Mésenge C, Verrecchia C, Allix M, Boulu R R, Plotkine M
Laboratorie de Pharmacologie, Université René Descartes, Paris, France.
J Neurotrauma. 1996 Jan;13(1):11-6. doi: 10.1089/neu.1996.13.11.
This study investigates the effect of the NO synthase inhibitors, NG-nitro L-arginine methyl ester (L-NAME) and 7-nitro indazole (7-NI), on the neurological deficit 24 h after a moderate closed head injury in mice. Low doses of L-NAME or 7-NI given soon after the injury significantly reduced the neurological deficit compared to the vehicle-treated group. L-Arginine (300 mg/kg) did not alter the neurological deficit, but reversed the protective effects of both L-NAME and 7-NI when given at the same time. Both L-NAME and 7-NI had dose-related effects. The neuroprotective effects of L-NAME and 7-NI occurred when the drugs were given 5, 30, or 60 min after brain injury, but not when treatment was begun 2 h after brain injury, suggesting a short therapeutic window for both drugs. These results suggest that NO synthesis by neuronal NO synthase plays an important role in the early neurotoxic cascade leading to neurological deficit following traumatic brain injury.

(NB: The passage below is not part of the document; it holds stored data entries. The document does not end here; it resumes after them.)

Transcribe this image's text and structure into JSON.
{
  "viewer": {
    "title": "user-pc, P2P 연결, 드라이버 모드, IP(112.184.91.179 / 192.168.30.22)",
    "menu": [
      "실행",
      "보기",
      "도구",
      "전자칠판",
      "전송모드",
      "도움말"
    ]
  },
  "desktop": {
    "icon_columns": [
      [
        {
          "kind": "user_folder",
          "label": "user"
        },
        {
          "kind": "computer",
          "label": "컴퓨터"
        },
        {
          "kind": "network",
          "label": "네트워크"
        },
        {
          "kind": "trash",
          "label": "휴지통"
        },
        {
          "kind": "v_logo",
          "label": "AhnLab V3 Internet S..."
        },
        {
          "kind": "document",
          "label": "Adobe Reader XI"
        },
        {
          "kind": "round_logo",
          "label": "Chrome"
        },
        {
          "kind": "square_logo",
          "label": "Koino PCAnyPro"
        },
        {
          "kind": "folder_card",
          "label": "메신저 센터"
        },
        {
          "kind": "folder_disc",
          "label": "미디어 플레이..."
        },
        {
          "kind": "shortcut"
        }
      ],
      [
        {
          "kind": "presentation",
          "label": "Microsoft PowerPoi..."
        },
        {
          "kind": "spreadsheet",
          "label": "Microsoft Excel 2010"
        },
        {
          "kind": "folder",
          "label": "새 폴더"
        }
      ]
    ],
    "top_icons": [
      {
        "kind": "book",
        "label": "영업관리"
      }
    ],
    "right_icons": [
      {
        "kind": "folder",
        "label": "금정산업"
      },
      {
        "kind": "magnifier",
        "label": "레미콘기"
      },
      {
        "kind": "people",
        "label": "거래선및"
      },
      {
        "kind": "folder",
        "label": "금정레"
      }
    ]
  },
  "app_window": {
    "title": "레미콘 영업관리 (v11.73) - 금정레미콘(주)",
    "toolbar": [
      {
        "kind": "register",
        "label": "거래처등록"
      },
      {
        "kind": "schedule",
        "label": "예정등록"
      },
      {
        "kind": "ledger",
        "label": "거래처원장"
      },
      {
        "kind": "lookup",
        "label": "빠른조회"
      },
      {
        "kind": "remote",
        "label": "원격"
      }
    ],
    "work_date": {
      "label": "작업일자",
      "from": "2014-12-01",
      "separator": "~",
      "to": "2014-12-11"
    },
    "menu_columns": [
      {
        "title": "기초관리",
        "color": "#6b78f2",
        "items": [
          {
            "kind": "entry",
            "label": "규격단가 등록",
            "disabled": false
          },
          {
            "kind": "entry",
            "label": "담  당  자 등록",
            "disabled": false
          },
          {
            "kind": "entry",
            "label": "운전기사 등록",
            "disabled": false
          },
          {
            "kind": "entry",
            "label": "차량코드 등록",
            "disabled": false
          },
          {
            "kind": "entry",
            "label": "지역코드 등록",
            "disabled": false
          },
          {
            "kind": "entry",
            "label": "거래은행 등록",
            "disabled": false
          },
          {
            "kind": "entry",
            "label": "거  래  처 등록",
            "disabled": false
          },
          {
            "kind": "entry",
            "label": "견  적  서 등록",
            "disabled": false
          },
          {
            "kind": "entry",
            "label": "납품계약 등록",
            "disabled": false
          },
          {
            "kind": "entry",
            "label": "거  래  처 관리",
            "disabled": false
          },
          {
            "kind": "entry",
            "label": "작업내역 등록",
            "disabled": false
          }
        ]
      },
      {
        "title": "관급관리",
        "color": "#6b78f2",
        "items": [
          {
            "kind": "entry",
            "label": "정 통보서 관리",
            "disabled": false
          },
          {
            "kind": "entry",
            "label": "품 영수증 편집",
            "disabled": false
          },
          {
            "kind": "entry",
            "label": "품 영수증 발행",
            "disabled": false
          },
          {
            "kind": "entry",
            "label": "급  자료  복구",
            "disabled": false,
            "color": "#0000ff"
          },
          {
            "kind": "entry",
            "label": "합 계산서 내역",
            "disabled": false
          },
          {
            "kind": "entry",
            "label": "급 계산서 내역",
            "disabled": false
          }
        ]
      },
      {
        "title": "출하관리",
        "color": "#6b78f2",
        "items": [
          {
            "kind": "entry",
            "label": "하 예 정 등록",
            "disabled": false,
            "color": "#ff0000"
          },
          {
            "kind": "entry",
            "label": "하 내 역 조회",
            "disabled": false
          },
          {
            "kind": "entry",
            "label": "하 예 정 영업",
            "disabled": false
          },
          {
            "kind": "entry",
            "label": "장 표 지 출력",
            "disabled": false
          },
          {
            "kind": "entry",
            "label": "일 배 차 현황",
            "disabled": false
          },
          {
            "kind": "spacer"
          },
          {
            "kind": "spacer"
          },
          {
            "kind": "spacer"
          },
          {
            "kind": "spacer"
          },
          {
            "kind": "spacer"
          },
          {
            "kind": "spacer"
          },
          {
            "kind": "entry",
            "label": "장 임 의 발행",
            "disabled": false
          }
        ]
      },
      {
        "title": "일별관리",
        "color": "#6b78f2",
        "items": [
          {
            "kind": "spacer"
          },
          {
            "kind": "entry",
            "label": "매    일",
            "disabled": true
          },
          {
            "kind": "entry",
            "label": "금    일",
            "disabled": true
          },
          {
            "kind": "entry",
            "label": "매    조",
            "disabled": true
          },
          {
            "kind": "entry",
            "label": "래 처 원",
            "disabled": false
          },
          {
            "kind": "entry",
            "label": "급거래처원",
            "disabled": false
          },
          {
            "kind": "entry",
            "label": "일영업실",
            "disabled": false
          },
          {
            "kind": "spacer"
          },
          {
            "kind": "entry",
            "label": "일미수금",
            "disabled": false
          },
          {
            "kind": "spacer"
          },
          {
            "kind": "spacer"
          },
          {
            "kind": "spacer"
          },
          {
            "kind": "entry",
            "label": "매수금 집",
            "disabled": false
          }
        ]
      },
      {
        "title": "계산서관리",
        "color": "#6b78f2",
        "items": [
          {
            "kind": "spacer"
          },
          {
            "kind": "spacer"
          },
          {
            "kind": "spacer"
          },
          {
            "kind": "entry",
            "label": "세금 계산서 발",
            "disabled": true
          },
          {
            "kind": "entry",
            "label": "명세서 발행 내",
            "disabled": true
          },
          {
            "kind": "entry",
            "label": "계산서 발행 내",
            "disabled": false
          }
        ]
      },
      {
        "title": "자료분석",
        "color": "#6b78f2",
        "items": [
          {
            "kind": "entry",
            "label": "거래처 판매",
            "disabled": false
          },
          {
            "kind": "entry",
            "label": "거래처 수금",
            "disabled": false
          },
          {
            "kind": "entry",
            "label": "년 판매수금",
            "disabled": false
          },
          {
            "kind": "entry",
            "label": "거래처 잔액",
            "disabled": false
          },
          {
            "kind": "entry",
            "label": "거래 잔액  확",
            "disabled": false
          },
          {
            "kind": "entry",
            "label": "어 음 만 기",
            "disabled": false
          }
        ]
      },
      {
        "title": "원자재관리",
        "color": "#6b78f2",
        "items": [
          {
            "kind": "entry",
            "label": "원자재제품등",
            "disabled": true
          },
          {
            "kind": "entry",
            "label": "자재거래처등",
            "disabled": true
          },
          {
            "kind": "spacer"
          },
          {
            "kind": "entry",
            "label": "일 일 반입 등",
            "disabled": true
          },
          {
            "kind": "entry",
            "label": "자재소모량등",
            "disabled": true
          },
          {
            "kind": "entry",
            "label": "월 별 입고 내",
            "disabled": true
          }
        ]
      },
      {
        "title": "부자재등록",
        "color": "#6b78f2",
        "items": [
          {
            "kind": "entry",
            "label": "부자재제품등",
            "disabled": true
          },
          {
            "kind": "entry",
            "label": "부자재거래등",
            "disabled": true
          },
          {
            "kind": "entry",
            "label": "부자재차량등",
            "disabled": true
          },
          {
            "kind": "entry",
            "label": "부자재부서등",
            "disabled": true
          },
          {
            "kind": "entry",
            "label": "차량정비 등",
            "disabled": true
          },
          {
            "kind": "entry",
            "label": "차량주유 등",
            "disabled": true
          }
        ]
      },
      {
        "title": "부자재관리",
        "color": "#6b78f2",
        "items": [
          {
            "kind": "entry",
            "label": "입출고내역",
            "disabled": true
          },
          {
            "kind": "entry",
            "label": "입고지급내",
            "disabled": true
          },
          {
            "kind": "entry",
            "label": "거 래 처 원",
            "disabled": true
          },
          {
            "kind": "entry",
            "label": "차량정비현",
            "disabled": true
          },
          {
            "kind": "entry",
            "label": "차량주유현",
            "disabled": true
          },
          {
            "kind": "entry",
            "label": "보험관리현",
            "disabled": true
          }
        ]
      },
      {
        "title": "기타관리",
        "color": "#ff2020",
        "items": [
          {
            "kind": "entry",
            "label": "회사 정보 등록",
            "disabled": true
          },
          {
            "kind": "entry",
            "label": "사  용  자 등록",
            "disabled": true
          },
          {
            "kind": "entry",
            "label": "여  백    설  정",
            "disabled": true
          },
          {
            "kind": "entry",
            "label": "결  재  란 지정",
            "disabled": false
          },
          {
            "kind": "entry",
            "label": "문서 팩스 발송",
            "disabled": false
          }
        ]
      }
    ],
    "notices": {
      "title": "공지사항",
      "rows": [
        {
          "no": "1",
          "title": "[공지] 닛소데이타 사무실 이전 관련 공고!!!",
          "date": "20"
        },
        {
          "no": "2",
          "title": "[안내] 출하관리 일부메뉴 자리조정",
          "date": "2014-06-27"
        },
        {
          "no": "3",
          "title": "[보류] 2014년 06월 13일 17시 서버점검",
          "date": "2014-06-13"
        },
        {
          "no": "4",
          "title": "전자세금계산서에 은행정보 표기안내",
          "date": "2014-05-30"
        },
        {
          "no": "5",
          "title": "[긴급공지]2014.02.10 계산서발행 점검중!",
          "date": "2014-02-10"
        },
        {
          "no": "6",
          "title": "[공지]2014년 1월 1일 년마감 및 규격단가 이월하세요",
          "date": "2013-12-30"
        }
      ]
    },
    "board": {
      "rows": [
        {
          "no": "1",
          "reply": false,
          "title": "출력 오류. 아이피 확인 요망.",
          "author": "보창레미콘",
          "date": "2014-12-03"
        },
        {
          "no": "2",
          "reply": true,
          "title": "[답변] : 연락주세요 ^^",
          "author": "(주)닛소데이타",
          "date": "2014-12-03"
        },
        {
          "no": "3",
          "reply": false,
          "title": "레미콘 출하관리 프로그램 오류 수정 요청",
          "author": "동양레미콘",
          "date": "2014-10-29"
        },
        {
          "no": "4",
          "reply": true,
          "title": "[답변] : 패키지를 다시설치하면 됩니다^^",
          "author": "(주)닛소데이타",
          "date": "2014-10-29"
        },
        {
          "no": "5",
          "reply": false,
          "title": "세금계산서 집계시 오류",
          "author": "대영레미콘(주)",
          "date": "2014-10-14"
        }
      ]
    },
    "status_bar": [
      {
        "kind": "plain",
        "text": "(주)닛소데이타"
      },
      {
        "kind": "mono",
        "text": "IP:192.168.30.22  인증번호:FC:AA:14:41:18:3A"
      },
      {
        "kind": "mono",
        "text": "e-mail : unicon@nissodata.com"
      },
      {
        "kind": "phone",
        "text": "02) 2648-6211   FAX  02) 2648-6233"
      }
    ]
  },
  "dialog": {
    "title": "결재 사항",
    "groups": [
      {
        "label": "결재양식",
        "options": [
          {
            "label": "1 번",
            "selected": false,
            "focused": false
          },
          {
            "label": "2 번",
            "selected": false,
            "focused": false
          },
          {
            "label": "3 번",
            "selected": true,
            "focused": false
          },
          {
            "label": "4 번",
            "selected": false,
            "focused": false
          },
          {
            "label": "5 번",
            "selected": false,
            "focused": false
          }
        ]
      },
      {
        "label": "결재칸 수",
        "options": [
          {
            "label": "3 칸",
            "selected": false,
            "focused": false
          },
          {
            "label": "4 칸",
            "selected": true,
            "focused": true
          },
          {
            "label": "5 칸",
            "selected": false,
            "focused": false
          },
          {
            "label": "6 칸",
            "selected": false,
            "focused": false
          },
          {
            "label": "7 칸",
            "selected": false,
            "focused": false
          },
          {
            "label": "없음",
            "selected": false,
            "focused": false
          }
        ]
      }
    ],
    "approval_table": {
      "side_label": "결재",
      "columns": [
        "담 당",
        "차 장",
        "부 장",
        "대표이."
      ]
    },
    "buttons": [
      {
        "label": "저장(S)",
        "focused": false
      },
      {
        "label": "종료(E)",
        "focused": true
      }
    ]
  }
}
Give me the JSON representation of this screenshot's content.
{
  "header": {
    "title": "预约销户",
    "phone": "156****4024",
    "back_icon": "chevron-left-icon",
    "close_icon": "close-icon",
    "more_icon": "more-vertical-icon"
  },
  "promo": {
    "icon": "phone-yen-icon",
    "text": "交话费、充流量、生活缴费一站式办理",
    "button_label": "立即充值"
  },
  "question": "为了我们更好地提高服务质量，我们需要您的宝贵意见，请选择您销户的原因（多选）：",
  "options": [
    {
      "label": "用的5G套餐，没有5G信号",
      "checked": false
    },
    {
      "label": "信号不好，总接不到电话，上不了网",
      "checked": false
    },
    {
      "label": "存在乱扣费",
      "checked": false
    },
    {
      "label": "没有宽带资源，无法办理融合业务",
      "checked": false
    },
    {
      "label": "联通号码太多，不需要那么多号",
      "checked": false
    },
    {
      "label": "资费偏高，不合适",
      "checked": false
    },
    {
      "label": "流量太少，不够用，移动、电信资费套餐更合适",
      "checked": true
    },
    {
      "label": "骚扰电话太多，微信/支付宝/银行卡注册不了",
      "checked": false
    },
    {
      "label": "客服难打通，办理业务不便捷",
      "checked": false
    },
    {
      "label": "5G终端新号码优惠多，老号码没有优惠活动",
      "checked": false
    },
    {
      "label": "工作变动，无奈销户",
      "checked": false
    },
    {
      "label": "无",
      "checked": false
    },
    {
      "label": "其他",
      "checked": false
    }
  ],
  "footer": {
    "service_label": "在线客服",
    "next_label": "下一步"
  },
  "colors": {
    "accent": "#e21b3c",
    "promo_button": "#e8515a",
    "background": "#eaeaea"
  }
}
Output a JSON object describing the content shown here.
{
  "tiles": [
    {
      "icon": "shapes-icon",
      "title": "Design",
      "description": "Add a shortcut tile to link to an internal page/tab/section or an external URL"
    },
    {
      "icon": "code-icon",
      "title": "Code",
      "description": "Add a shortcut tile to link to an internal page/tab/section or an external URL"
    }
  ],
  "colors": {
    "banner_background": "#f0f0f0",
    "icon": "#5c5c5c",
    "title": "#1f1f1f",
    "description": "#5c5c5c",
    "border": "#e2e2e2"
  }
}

本研究调查了一氧化氮合酶抑制剂Nω-硝基-L-精氨酸甲酯(L-NAME)和7-硝基吲唑(7-NI)对小鼠中度闭合性颅脑损伤后24小时神经功能缺损的影响。与赋形剂处理组相比,损伤后不久给予低剂量的L-NAME或7-NI可显著减轻神经功能缺损。L-精氨酸(300mg/kg)未改变神经功能缺损,但与L-NAME和7-NI同时给药时可逆转二者的保护作用。L-NAME和7-NI均有剂量相关效应。当在脑损伤后5、30或60分钟给予L-NAME和7-NI时会产生神经保护作用,但在脑损伤后2小时开始治疗则无此作用,这表明两种药物的治疗窗口期较短。这些结果表明,神经元型一氧化氮合酶合成的一氧化氮在创伤性脑损伤后导致神经功能缺损的早期神经毒性级联反应中起重要作用。